Mais l’homme, assurément a besoin de la guerre. Le sage Socrate y a participé, le sulfureux Carl Schmitt y a vu le fondement de l’État, des écrivains comme Ernst Jünger en ont fait l’essence de l’être. Le mot pacifiste est quasiment devenu une injure, un parjure, une obscénité, jusque dans la bouche-même de tel ministre vert. Mais qu’en est-il de la femme, celle qui enfante la chair à canon ? Gageons qu’elle refusera à jamais le rôle d’Antigone cherchant une sépulture pour son frère !

J’aimerai finir cet appel à la paix par un appel au bon sens (qui, cependant, n’est jamais que la somme des erreurs accumulées aux cours des siècles) qui ne s’exprime jamais mieux qu’au zinc du bistrot après quelques verres bien remplis et vite avalés. Va donc pour ces quelques b(r)èves de comptoir :

De guerre lasse, la guerre froide s’est réchauffée comme le climat.

Du Versailles de 18 au Berlin de 45 et du Berlin de 89 au Kiev de 2022 : l’histoire bégaie et laisse la parole à la Grande Muette.

Nouvelle ère : où sont les Verts de naguère ? Ils ne chantent plus guère que des airs de guerre.
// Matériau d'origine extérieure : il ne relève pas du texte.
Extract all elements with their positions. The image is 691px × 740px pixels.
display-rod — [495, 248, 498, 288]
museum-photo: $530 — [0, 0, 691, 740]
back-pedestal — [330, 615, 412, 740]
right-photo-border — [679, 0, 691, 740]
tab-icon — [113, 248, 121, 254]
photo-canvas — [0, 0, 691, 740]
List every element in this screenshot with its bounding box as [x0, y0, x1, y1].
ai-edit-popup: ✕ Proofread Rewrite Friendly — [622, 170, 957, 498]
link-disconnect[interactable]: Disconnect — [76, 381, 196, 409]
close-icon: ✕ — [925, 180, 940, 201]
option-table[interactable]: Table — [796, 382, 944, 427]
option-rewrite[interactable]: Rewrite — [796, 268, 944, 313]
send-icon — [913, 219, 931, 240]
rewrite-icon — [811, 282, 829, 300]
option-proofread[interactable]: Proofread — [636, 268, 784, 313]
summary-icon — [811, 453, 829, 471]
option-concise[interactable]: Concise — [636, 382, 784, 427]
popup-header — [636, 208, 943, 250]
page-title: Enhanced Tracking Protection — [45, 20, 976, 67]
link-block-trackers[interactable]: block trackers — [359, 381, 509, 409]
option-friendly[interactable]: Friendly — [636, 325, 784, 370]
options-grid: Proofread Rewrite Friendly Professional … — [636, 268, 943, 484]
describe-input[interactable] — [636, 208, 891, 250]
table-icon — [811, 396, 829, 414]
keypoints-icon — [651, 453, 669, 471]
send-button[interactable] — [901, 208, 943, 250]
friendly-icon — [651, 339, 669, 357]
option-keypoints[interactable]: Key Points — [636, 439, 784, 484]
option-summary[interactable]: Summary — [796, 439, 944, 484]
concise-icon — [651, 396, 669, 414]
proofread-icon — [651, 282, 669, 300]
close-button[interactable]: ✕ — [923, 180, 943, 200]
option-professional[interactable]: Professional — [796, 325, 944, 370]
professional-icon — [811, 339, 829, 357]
Les marchands de canon se font du blé avec celui qui nous manque.

L’énergie des soldats sur le front serait mieux employée à chauffer nos chaudières.

Plus ça gaze en Ukraine, moins il y a de gaz en Europe.

Poutine empêche le monde d’avoir la pêche et lui rend l’inflation qui fait augmenter la vie. Ce n’est pas pour autant que la mort diminue.